El método Dots (Observación directa de la tuberculosis en un corto tiempo) se definió en 1994, y después pasó a constituir el componente básico de la estrategia Alto a la Tuberculosis. Consta de cinco elementos: compromiso político, aunado a una financiación más cuantiosa y duradera; detección de casos por métodos bacteriológicos de calidad contrastada; tratamiento normalizado, con supervisión y apoyo al paciente; un sistema eficaz de suministro y gestión de los medicamentos; y un sistema de seguimiento, evaluación y cuantificación de los efectos.
Avance continuo
Desde que Dots entró en funcionamiento, el número de personas curadas ha ido siempre en aumento. Los datos de los últimos 12 meses ponen ahora de manifiesto que en ese período se alcanzó la mayor cifra de la historia de pacientes infecciosos curados (2,3 millones).

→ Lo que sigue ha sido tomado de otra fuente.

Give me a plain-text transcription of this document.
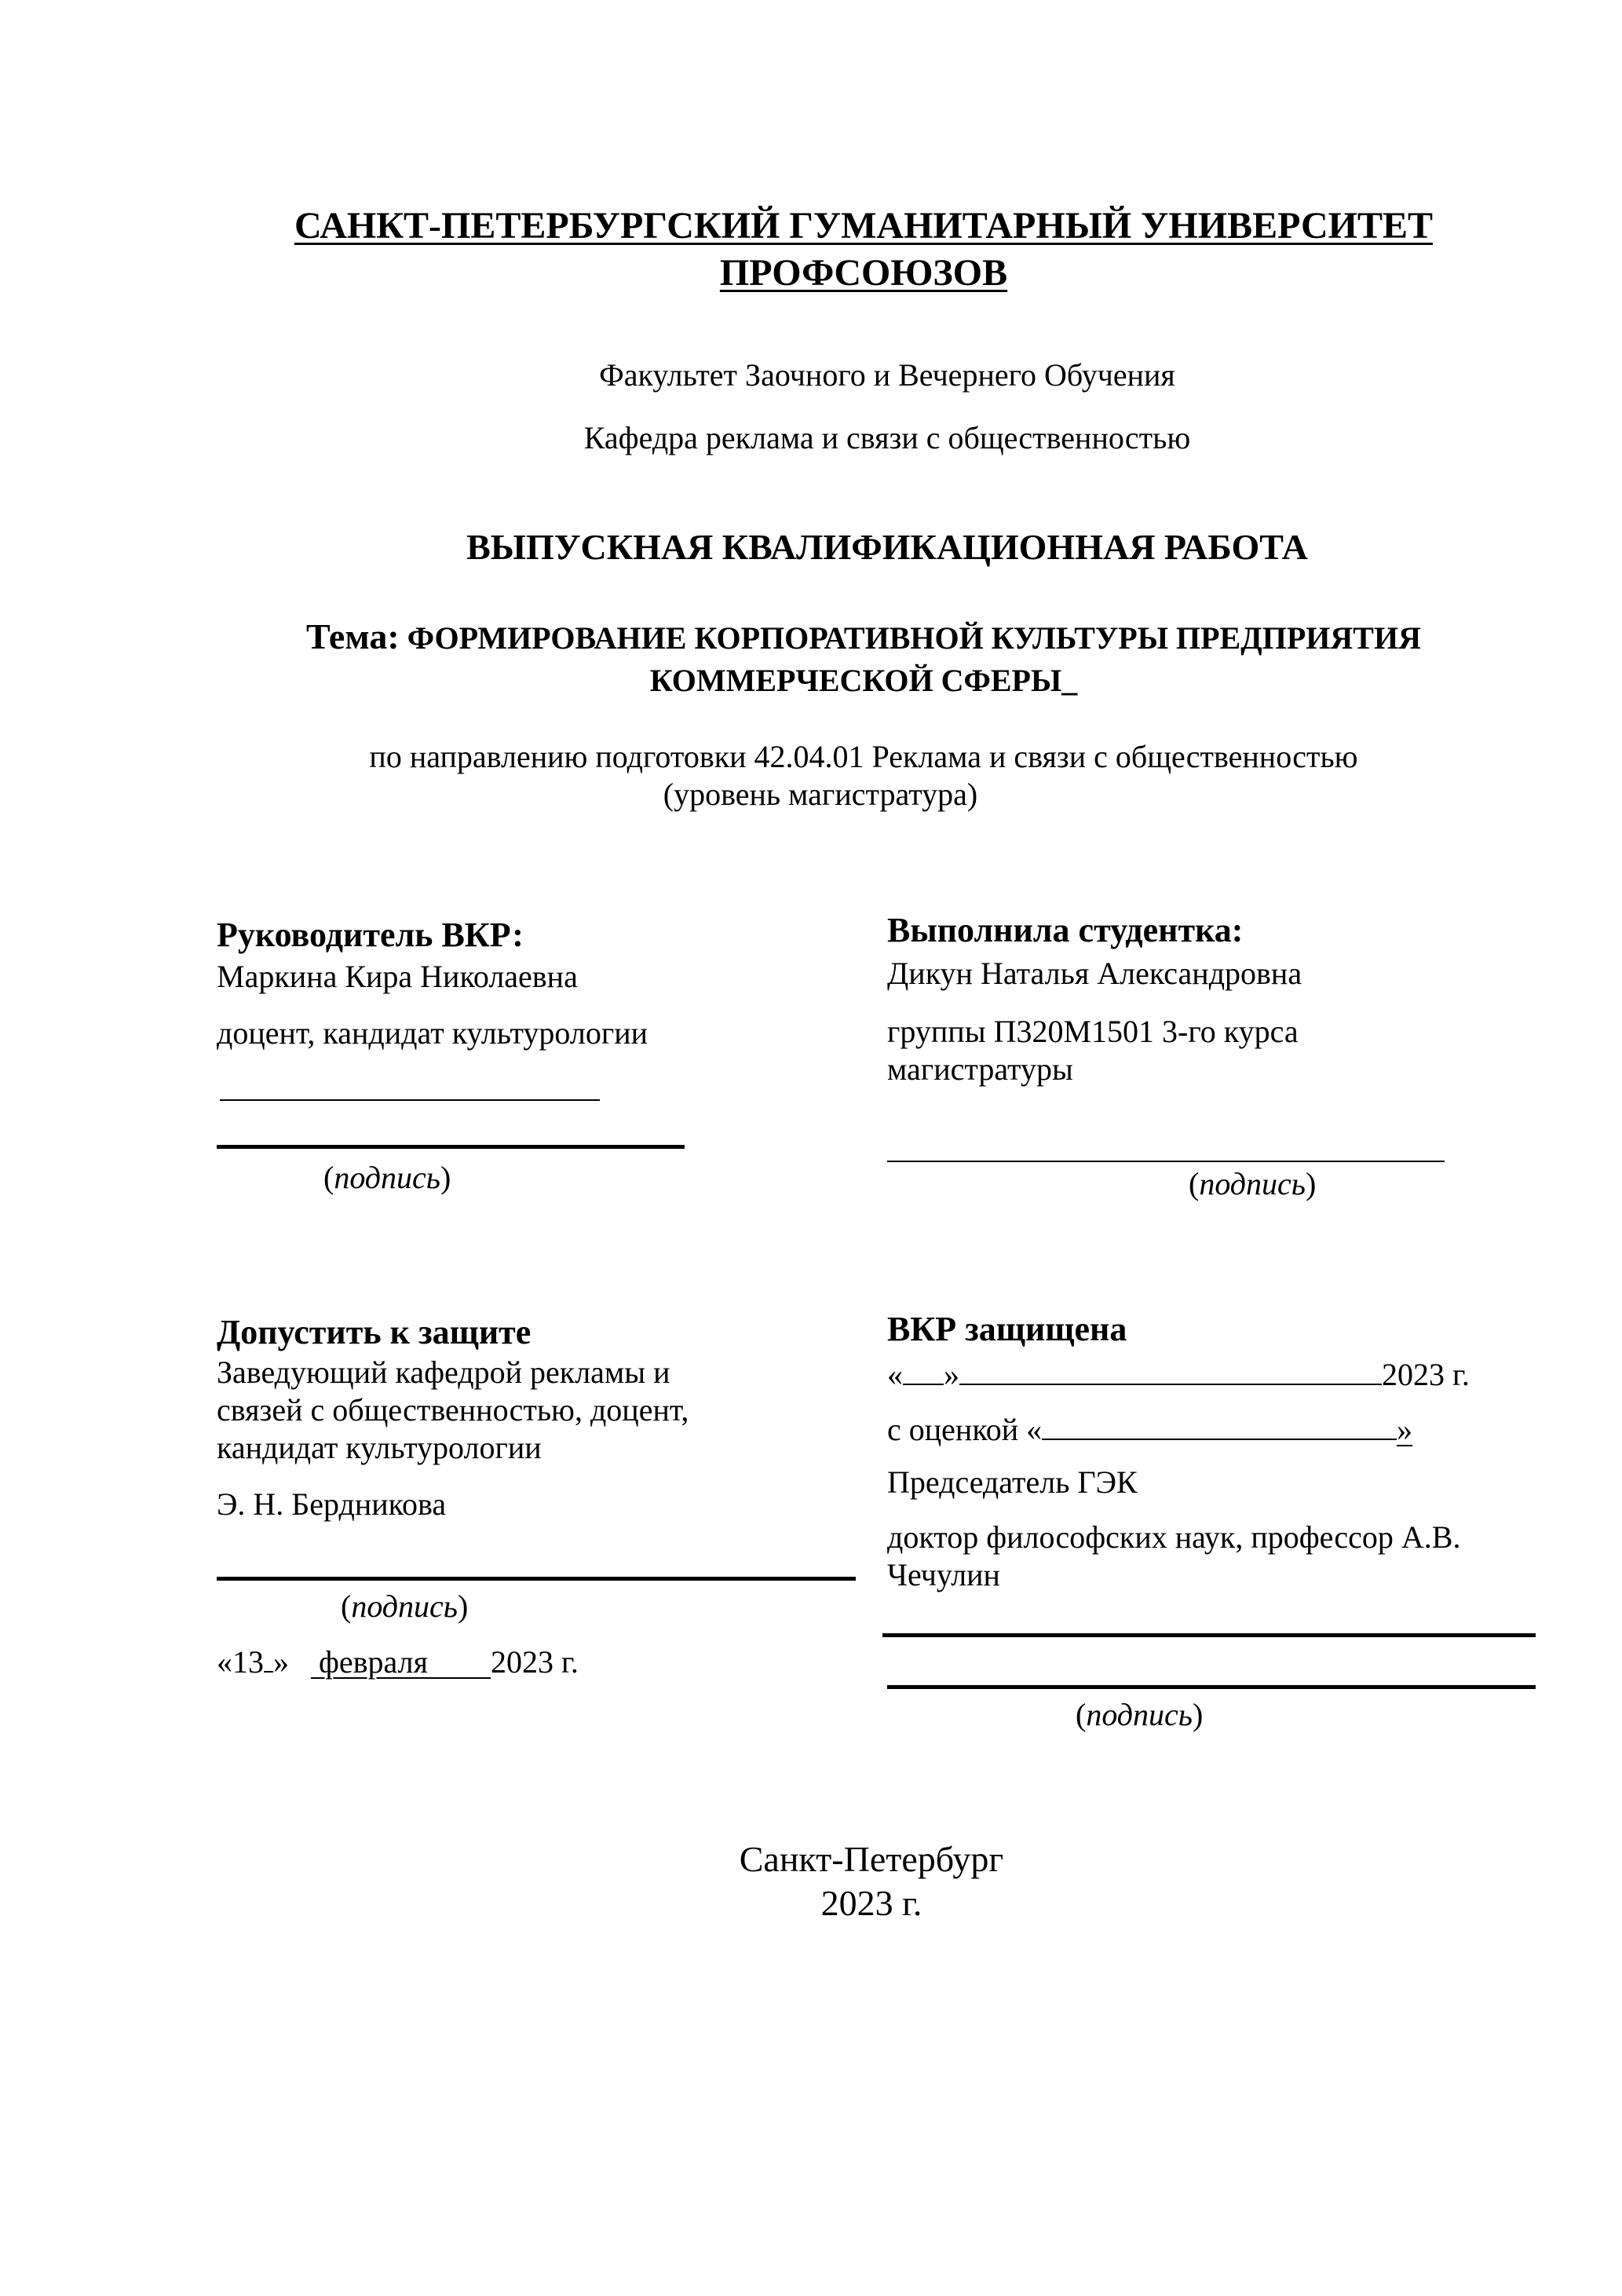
САНКТ-ПЕТЕРБУРГСКИЙ ГУМАНИТАРНЫЙ УНИВЕРСИТЕТ
ПРОФСОЮЗОВ
Факультет Заочного и Вечернего Обучения
Кафедра реклама и связи с общественностью
ВЫПУСКНАЯ КВАЛИФИКАЦИОННАЯ РАБОТА
Тема: ФОРМИРОВАНИЕ КОРПОРАТИВНОЙ КУЛЬТУРЫ ПРЕДПРИЯТИЯ
КОММЕРЧЕСКОЙ СФЕРЫ_
по направлению подготовки 42.04.01 Реклама и связи с общественностью
(уровень магистратура)
Руководитель ВКР:
Маркина Кира Николаевна
доцент, кандидат культурологии
(подпись)
Выполнила студентка:
Дикун Наталья Александровна
группы П320М1501 3-го курса
магистратуры
(подпись)
Допустить к защите
Заведующий кафедрой рекламы и
связей с общественностью, доцент,
кандидат культурологии
Э. Н. Бердникова
(подпись)
«13 » февраля 2023 г.
ВКР защищена
« »	2023 г.
с оценкой «	»
Председатель ГЭК
доктор философских наук, профессор А.В.
Чечулин
(подпись)
Санкт-Петербург
2023 г.
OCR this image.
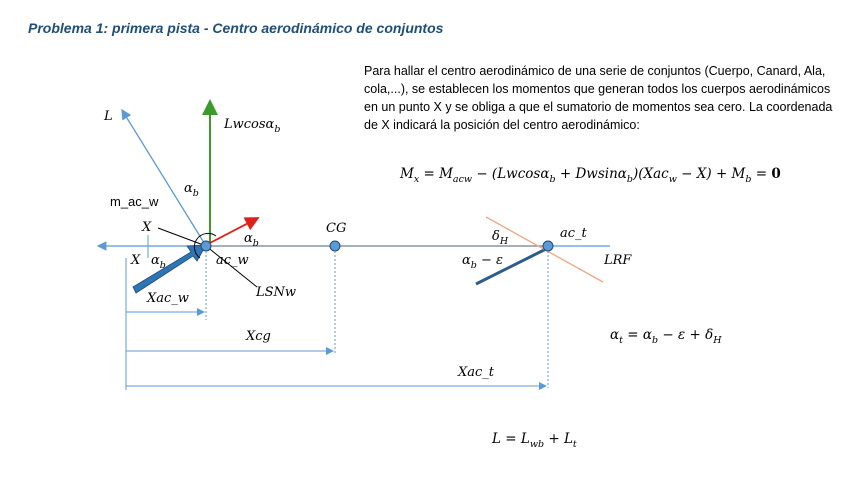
Problema 1: primera pista - Centro aerodinámico de conjuntos
Para hallar el centro aerodinámico de una serie de conjuntos (Cuerpo, Canard, Ala, cola,...), se establecen los momentos que generan todos los cuerpos aerodinámicos en un punto X y se obliga a que el sumatorio de momentos sea cero. La coordenada de X indicará la posición del centro aerodinámico:
L
Lwcosα$_b$
$\alpha_b$
m_ac_w
X
$\alpha_b$
X $\alpha_b$	ac_w
CG
LSNw
Xac_w
Xcg
Xac_t
$\delta_H$
ac_t
$\alpha_b - \varepsilon$	LRF
$M_x = M_{acw} - (Lwcos\alpha_b + Dwsin\alpha_b)(Xac_w - X) + M_b = 0$
$\alpha_t = \alpha_b - \varepsilon + \delta_H$
$L = L_{wb} + L_t$
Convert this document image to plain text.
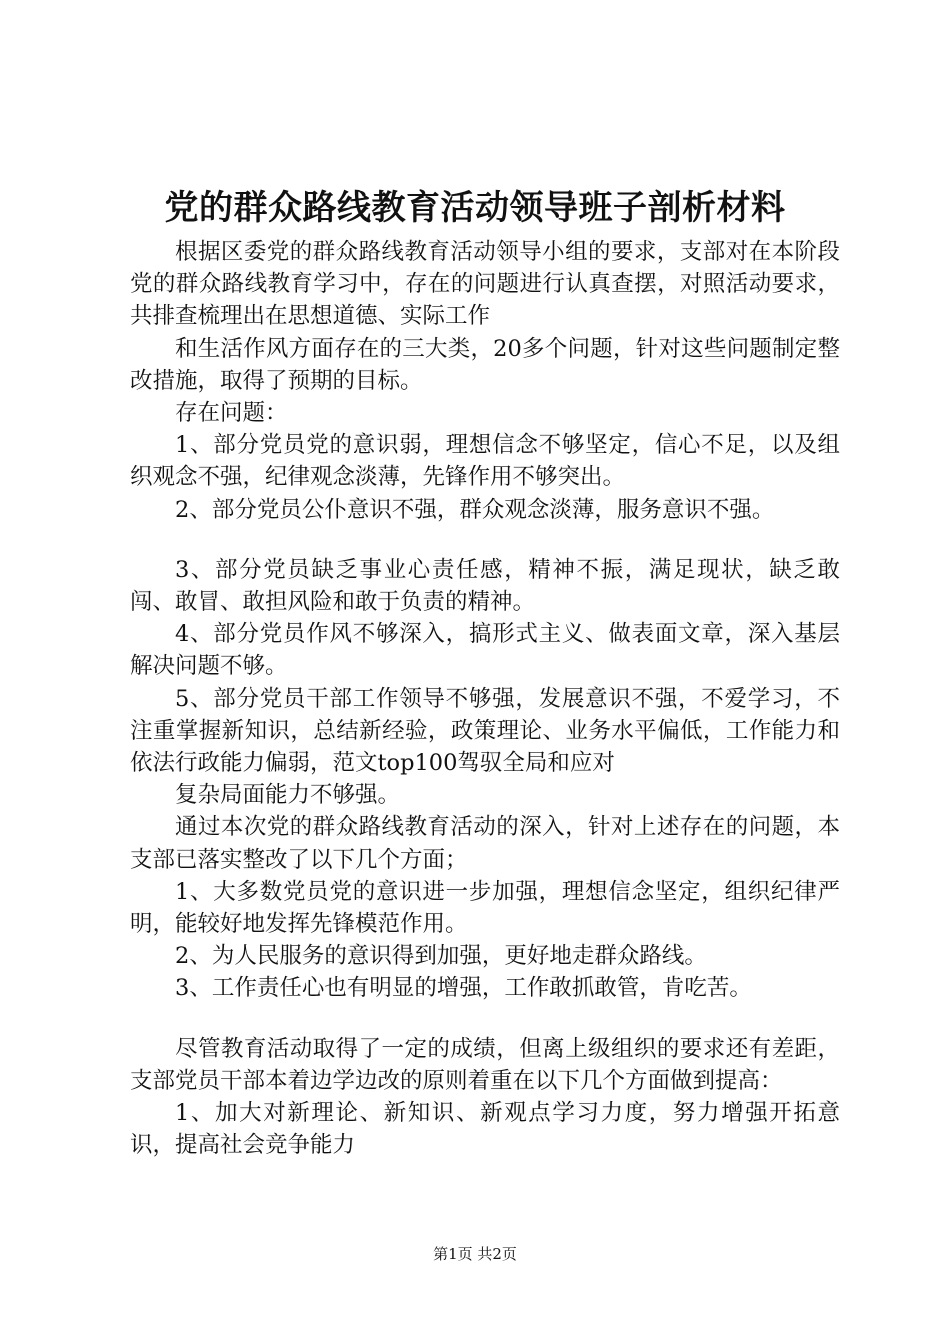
党的群众路线教育活动领导班子剖析材料

根据区委党的群众路线教育活动领导小组的要求，支部对在本阶段党的群众路线教育学习中，存在的问题进行认真查摆，对照活动要求，共排查梳理出在思想道德、实际工作

和生活作风方面存在的三大类，20多个问题，针对这些问题制定整改措施，取得了预期的目标。

存在问题：

1、部分党员党的意识弱，理想信念不够坚定，信心不足，以及组织观念不强，纪律观念淡薄，先锋作用不够突出。

2、部分党员公仆意识不强，群众观念淡薄，服务意识不强。

3、部分党员缺乏事业心责任感，精神不振，满足现状，缺乏敢闯、敢冒、敢担风险和敢于负责的精神。

4、部分党员作风不够深入，搞形式主义、做表面文章，深入基层解决问题不够。

5、部分党员干部工作领导不够强，发展意识不强，不爱学习，不注重掌握新知识，总结新经验，政策理论、业务水平偏低，工作能力和依法行政能力偏弱，范文top100驾驭全局和应对

复杂局面能力不够强。

通过本次党的群众路线教育活动的深入，针对上述存在的问题，本支部已落实整改了以下几个方面；

1、大多数党员党的意识进一步加强，理想信念坚定，组织纪律严明，能较好地发挥先锋模范作用。

2、为人民服务的意识得到加强，更好地走群众路线。

3、工作责任心也有明显的增强，工作敢抓敢管，肯吃苦。

尽管教育活动取得了一定的成绩，但离上级组织的要求还有差距，支部党员干部本着边学边改的原则着重在以下几个方面做到提高：

1、加大对新理论、新知识、新观点学习力度，努力增强开拓意识，提高社会竞争能力

第1页 共2页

Por primera vez se logró un índice de curaciones del 87 % de los pacientes tratados, o dicho de otro modo, se superó el objetivo mundial del 85 % establecido en 1991. Además, un total de 53 países superaron ese porcentaje de referencia.
Los datos actualizados de la OMS ponen de relieve un avance continuo en el tratamiento de la combinación letal que forman la tuberculosis y el VIH. Entre 2007 y 2008, fueron sometidos a pruebas de detección del VIH 1,4 millones de enfermos tuberculosos, lo que supone un incremento de 200.000 personas. De los que resultaron positivos, un tercio recibieron el tratamiento antirretrovírico necesario para salvarles la vida y dos tercios ingresaron en programas de tratamiento profiláctico con cotrimoxazol para prevenir el riesgo de una infección bacteriana fatal. Además, aumentaron en más del doble la realización de pruebas de detección de la tuberculosis y la administración de isoniazida para prevenir la enfermedad en afectados por el VIH, aunque el número total sigue siendo muy inferior a lo que debería ser.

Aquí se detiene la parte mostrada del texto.